15th century Bosnian nobleman

Ivaniš Pavlović (Иваниш Павловић; June 1423 – November 1450) was a knez (aristocrat) and later a Grand Duke of Bosnia from the noble family of Pavlović, who had their estates in the eastern parts of the Kingdom of Bosnia. He was the oldest son of Radoslav Pavlović, and had two brothers Petar II and Nikola.

He was born in June 1423. During the conflict in Konavle (1430–1432) between Pavlović and the Ragusa, his father sent him together with his mother Teodora to the Bosnian court. With the conclusion of peace between Dubrovnik and Radoslav Pavlović, the question of the oath of the young knez Ivaniš was on the agenda. After the conclusion of peace by Duke Radoslav, Knez Ivaniš was obliged to swear an oath to that peace when he was 14 years old.

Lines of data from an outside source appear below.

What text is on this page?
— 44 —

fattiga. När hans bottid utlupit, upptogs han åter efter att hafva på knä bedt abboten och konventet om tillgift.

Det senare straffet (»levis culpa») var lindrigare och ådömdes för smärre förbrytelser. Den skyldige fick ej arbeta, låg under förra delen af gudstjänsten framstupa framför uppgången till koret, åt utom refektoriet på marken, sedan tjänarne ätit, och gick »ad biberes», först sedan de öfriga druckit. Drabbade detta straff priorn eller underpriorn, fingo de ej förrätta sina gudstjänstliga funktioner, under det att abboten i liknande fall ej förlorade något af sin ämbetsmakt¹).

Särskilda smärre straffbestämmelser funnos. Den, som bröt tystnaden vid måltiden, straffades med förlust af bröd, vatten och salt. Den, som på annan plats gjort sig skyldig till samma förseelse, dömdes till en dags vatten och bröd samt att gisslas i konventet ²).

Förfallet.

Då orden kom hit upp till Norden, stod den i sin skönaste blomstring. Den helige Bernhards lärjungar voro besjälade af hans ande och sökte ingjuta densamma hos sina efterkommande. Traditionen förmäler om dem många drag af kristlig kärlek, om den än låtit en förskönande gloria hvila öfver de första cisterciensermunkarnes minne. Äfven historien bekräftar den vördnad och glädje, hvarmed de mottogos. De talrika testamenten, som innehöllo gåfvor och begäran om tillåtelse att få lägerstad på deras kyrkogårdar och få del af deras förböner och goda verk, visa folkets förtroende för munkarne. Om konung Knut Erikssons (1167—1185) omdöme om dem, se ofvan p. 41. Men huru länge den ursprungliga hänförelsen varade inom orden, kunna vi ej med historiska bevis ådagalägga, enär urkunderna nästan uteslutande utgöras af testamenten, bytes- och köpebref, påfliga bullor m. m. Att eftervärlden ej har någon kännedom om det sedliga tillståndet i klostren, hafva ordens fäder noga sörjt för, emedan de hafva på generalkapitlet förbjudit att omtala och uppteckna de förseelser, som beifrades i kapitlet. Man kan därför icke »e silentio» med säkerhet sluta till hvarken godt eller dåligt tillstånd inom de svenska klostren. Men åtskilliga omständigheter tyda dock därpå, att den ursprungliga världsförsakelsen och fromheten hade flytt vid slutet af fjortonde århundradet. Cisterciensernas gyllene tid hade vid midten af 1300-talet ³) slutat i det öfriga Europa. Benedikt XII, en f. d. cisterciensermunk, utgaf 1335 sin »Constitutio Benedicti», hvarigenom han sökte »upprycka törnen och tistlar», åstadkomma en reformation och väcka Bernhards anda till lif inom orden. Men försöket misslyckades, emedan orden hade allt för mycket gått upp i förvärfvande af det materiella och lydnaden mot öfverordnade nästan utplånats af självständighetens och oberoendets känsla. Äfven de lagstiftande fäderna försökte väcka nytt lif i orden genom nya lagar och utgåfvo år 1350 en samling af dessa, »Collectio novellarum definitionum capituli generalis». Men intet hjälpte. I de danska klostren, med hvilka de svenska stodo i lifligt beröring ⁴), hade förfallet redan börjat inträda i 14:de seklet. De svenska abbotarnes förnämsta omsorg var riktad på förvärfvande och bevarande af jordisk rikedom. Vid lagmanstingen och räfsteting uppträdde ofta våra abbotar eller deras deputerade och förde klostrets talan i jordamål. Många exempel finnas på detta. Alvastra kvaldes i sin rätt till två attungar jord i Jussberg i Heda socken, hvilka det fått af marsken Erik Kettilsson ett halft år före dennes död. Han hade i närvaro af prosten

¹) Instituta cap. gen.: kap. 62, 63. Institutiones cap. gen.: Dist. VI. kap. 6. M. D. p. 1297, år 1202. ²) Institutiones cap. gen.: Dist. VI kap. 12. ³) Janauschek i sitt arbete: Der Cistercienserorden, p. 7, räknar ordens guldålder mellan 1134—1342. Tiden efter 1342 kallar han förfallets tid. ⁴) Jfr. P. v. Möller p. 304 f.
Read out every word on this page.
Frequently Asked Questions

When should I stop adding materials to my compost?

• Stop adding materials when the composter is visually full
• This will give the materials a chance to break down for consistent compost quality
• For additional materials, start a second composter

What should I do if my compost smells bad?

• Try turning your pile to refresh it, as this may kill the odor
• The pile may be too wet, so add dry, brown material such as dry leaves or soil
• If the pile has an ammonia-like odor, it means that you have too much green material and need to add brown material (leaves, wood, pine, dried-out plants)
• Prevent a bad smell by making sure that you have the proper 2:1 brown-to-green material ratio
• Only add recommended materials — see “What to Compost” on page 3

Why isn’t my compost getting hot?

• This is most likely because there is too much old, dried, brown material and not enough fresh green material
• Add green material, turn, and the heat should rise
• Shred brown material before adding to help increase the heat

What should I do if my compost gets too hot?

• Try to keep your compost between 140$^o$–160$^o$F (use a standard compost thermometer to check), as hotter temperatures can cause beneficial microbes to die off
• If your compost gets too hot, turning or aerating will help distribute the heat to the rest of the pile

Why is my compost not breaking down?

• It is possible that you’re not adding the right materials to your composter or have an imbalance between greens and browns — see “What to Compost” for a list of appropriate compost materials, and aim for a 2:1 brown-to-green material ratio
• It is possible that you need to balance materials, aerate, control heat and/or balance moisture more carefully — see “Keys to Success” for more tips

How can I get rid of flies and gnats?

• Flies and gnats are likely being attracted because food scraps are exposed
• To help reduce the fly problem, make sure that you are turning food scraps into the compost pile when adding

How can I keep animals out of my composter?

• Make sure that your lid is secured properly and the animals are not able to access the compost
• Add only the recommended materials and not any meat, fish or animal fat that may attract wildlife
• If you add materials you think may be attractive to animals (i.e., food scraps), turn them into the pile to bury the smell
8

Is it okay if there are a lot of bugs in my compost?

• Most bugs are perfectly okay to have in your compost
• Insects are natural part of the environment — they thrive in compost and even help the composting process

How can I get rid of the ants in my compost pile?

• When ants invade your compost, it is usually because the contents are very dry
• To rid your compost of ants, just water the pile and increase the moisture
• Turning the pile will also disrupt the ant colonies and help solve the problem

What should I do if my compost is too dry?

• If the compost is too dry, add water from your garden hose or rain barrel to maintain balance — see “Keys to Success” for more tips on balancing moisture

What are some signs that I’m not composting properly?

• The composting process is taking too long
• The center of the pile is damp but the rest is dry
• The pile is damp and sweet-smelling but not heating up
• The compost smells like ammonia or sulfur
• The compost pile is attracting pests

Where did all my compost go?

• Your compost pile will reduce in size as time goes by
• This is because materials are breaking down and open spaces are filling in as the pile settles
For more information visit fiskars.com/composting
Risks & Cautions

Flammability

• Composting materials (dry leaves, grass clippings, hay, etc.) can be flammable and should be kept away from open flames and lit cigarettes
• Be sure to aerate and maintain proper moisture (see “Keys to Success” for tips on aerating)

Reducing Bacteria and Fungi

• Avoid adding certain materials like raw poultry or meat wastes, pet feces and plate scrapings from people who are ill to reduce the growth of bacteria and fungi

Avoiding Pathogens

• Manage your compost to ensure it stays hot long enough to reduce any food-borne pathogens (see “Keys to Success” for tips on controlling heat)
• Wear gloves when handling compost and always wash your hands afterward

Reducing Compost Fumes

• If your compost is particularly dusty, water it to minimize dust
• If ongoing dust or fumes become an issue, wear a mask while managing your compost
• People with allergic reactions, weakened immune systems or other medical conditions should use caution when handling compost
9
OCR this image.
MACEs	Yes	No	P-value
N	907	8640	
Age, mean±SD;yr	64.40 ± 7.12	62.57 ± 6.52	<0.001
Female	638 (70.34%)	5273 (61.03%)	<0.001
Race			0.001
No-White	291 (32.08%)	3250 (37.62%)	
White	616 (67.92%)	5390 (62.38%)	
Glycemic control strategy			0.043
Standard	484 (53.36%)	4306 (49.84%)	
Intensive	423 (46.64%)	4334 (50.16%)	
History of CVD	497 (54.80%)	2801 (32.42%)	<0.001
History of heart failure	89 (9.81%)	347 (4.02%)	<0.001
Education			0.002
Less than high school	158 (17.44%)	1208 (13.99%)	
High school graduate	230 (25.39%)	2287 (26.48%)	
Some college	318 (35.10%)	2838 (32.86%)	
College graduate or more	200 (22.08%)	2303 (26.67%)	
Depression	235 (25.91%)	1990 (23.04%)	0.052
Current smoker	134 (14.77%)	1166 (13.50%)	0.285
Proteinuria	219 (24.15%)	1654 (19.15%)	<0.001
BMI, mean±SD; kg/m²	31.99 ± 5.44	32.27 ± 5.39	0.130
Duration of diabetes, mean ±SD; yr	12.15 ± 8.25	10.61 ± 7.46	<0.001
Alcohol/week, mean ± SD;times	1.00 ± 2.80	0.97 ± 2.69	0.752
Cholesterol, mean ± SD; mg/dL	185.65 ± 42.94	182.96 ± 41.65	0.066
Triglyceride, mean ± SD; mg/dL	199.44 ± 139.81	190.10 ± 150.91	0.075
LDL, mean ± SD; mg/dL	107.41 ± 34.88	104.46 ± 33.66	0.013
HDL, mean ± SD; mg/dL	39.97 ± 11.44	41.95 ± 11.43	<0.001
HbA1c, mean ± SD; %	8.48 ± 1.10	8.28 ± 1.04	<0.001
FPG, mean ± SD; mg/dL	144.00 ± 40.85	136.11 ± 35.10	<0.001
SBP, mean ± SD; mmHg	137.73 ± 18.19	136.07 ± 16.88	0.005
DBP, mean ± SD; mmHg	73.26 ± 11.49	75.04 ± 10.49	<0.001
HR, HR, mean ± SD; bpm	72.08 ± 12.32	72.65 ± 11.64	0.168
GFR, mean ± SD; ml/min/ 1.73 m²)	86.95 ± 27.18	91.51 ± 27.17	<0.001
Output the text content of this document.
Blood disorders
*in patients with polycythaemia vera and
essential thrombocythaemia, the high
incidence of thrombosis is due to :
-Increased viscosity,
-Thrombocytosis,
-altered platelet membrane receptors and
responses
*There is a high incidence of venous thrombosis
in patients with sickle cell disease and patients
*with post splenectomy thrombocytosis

After the death of duke Radoslav in November 1441 Ivaniš became the head of the house of Pavlović. He confirmed the peace with Ragusa and all the agreements of his predecessors, and in December 1442, the people of Ragusa confirmed all rights and privileges to the Pavlović. The second diplomatic step was the reconciliation with his uncle Stjepan Vukčić Kosača, with whom the Pavlovićs were in a prolonged conflict, and who seized their territories on the coast, around the Trebinje, including Klobuk Fortress.

Ivaniš left the Bosnian Church, for Catholicism in 1446 and return to the Bosnian Church in 1449.

He died in 1450, and was succeeded by his brothers Petar II and Nikola.